There is one more point I forgot to mention. My girls will never see seven figures from their dad. One million each is as far as I will go. Even this is enough money to sit on your ass all day and end up a useless piece of protoplasm. The greatest legacy I can leave them is knowledge. This blog is part of that knowledge and part is the daily interactions and advice I give them. It is more than enough for them to achieve reasonable financial goals.
Life is More than Money
I hear you gasp! But it is true. Money is easy to get once you understand how it works in our capitalist society. Teaching spending habits is more important than ever as mass media gives the wrong answer consistently and insistently. The more commercial media you consume the poorer you will be.
It goes further. Once you reach a certain level of financial security you need to start living. For some this means traveling. Others want to continue growing their business. You may have a dream of helping people so work in a non-profit might be what lights your fire. Our differences are what make us stronger as a species. More money is not the driving force anymore.
If you hate your children drop your entire pile of money on them at once. The odds they will crash and burn rise exponentially. Your children will never need to learn or grow. Money will be there to pick up the pieces until either the money runs out or the drugs and alcohol takes their life. Regardless, their live will have been meaningless.

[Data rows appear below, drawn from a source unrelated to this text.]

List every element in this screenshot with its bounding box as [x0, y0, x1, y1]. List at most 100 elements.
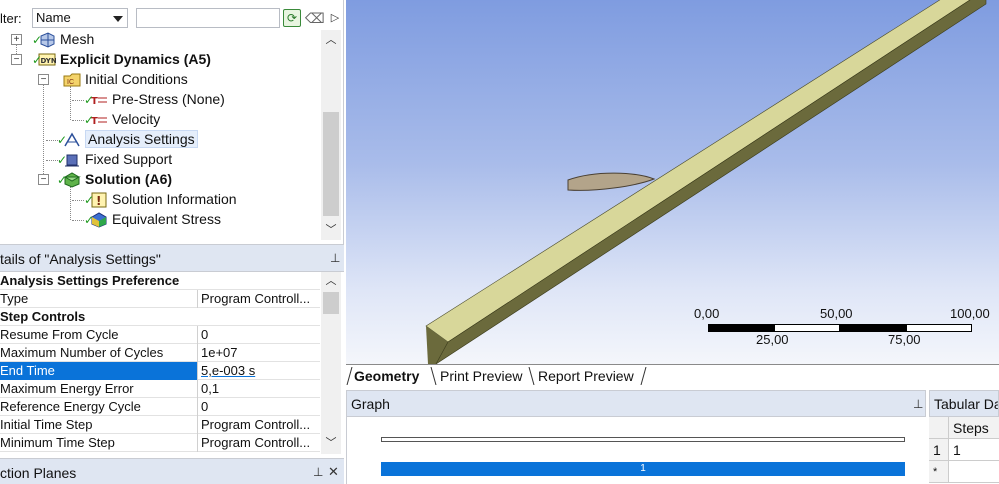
details-row[interactable]: Reference Energy Cycle 0	[0, 398, 320, 416]
details-row[interactable]: Type Program Controll...	[0, 290, 320, 308]
chevron-down-icon[interactable]: ﹀	[324, 223, 338, 237]
outline-tree-panel: lter: Name ⟳ ⌫ ▷ + ✓ Mesh − DYN ✓ Explic…	[0, 0, 344, 244]
scale-segment	[840, 324, 906, 332]
details-value[interactable]: 1e+07	[201, 344, 319, 362]
tree-item-pre-stress[interactable]: T ✓ Pre-Stress (None)	[84, 89, 225, 109]
section-planes-title: ction Planes	[0, 465, 77, 481]
tree-connector	[70, 186, 71, 220]
details-key: Maximum Number of Cycles	[0, 344, 198, 362]
details-value[interactable]: Program Controll...	[201, 434, 319, 452]
tree-item-label: Fixed Support	[85, 151, 173, 167]
table-cell-steps[interactable]	[949, 461, 999, 483]
solution-icon: ✓	[57, 172, 81, 188]
check-icon: ✓	[57, 173, 68, 188]
tree-item-label: Solution (A6)	[85, 171, 173, 187]
details-key: Maximum Energy Error	[0, 380, 198, 398]
chevron-up-icon[interactable]: ︿	[324, 274, 338, 288]
check-icon: ✓	[84, 193, 95, 208]
collapse-icon[interactable]: −	[38, 74, 49, 85]
graph-step-bar[interactable]: 1	[381, 462, 905, 476]
collapse-icon[interactable]: −	[38, 174, 49, 185]
tab-print-preview[interactable]: Print Preview	[436, 366, 526, 386]
equivalent-stress-icon: ✓	[84, 212, 108, 228]
close-icon[interactable]: ✕	[328, 464, 339, 480]
tree-item-mesh[interactable]: ✓ Mesh	[32, 29, 95, 49]
graphics-viewport[interactable]: 0,00 50,00 100,00 25,00 75,00	[346, 0, 999, 364]
tree-item-solution[interactable]: ✓ Solution (A6)	[57, 169, 173, 189]
graph-timeline-track[interactable]	[381, 437, 905, 442]
tab-geometry[interactable]: Geometry	[350, 366, 423, 386]
folder-icon: IC	[63, 72, 81, 88]
details-key: Initial Time Step	[0, 416, 198, 434]
chevron-down-icon[interactable]: ﹀	[324, 436, 338, 450]
filter-type-value: Name	[36, 10, 71, 25]
details-value[interactable]: Program Controll...	[201, 416, 319, 434]
scale-label: 50,00	[820, 306, 853, 321]
tree-item-explicit-dynamics[interactable]: DYN ✓ Explicit Dynamics (A5)	[32, 49, 211, 69]
details-row-selected[interactable]: End Time 5,e-003 s	[0, 362, 320, 380]
check-icon: ✓	[32, 53, 43, 68]
details-key: Type	[0, 290, 198, 308]
filter-search-input[interactable]	[136, 8, 280, 28]
pre-stress-icon: T ✓	[84, 92, 108, 108]
details-row[interactable]: Minimum Time Step Program Controll...	[0, 434, 320, 452]
pin-icon[interactable]: ⊥	[913, 397, 923, 411]
details-key: Resume From Cycle	[0, 326, 198, 344]
table-cell-steps[interactable]: 1	[949, 439, 999, 461]
details-row[interactable]: Initial Time Step Program Controll...	[0, 416, 320, 434]
tree-item-equivalent-stress[interactable]: ✓ Equivalent Stress	[84, 209, 221, 229]
tree-scrollbar[interactable]: ︿ ﹀	[321, 30, 341, 240]
details-value[interactable]: 0	[201, 326, 319, 344]
clear-filter-icon[interactable]: ⌫	[305, 9, 325, 27]
mechanical-window: lter: Name ⟳ ⌫ ▷ + ✓ Mesh − DYN ✓ Explic…	[0, 0, 999, 484]
tree-item-initial-conditions[interactable]: IC Initial Conditions	[63, 69, 188, 89]
details-row[interactable]: Maximum Energy Error 0,1	[0, 380, 320, 398]
filter-type-select[interactable]: Name	[32, 8, 128, 28]
tree-connector	[43, 84, 44, 184]
graph-panel[interactable]: 1	[346, 417, 926, 484]
details-scrollbar[interactable]: ︿ ﹀	[321, 272, 341, 454]
expand-filter-icon[interactable]: ▷	[328, 9, 342, 27]
details-value[interactable]: Program Controll...	[201, 290, 319, 308]
scale-segment	[774, 324, 840, 332]
check-icon: ✓	[57, 133, 68, 148]
details-key: Reference Energy Cycle	[0, 398, 198, 416]
details-row[interactable]: Resume From Cycle 0	[0, 326, 320, 344]
tree-item-analysis-settings[interactable]: ✓ Analysis Settings	[57, 129, 198, 149]
scrollbar-thumb[interactable]	[323, 112, 339, 216]
tab-divider	[640, 367, 647, 385]
pin-icon[interactable]: ⊥	[313, 465, 323, 479]
tabular-data-table: Steps 1 1 *	[929, 417, 999, 484]
svg-text:DYN: DYN	[41, 57, 57, 65]
chevron-up-icon[interactable]: ︿	[324, 33, 338, 47]
details-value[interactable]: 0	[201, 398, 319, 416]
tree-item-velocity[interactable]: T ✓ Velocity	[84, 109, 160, 129]
refresh-icon[interactable]: ⟳	[283, 9, 301, 27]
tree-connector	[72, 220, 84, 221]
expand-icon[interactable]: +	[11, 34, 22, 45]
table-header-steps[interactable]: Steps	[949, 417, 999, 439]
details-value[interactable]: 0,1	[201, 380, 319, 398]
tree-item-label: Mesh	[60, 31, 95, 47]
collapse-icon[interactable]: −	[11, 54, 22, 65]
tree-item-label: Initial Conditions	[85, 71, 188, 87]
filter-bar: lter: Name ⟳ ⌫ ▷	[0, 6, 344, 30]
tab-report-preview[interactable]: Report Preview	[534, 366, 638, 386]
tree-connector	[72, 200, 84, 201]
check-icon: ✓	[32, 33, 43, 48]
tree-item-label: Equivalent Stress	[112, 211, 221, 227]
scrollbar-thumb[interactable]	[323, 292, 339, 314]
projectile-body[interactable]	[567, 172, 656, 191]
details-row[interactable]: Maximum Number of Cycles 1e+07	[0, 344, 320, 362]
details-section-row[interactable]: Step Controls	[0, 308, 320, 326]
tree-item-label: Explicit Dynamics (A5)	[60, 51, 211, 67]
tree-item-fixed-support[interactable]: ✓ Fixed Support	[57, 149, 173, 169]
tree-connector	[72, 100, 84, 101]
table-corner	[929, 417, 949, 439]
end-time-input[interactable]: 5,e-003 s	[201, 362, 319, 380]
pin-icon[interactable]: ⊥	[330, 251, 340, 265]
tree-item-solution-information[interactable]: ! ✓ Solution Information	[84, 189, 237, 209]
graph-panel-header: Graph ⊥	[346, 390, 926, 417]
details-section-row[interactable]: Analysis Settings Preference	[0, 272, 320, 290]
tree-item-label: Pre-Stress (None)	[112, 91, 225, 107]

You love your children as I love mine. I want to protect them from harm. Therefore, I teach them how to fend for themselves, even if they hate me at the time for not funding their perceived dreams. They know I can snap my fingers and make it happen, but what has been learned then? Giving my kiddos experiences they can carry through life is far more valuable than any money I leave them. Money salves many wounds, but knowledge to do it on your own is a far more powerful a gift.
Where does the Money Go?
If only a fraction of my money goes to the kids, where does the rest go? For me, charities will receive the remainder of my legacy. My children are lucky. They were born in a home filled with love and possibilities. Not everyone is nearly as lucky. My life’s work will help more than just my children. My kids get a small fortune of cash and a massive fortune of knowledge. To those who do not have the same opportunity I leave you with the remainder of my financial legacy and this blog.
As ideas come to mind I will share my thoughts. I will not always be right. Parents can be that way. Clients ask these questions a lot so it is easy to keep a steady stream of posts related to wealth coming.
You and the girls will have to wait for your financial legacy. My legacy of experience and knowledge are here for you to read. The Wealthy Accountant is giving you your inheritance early.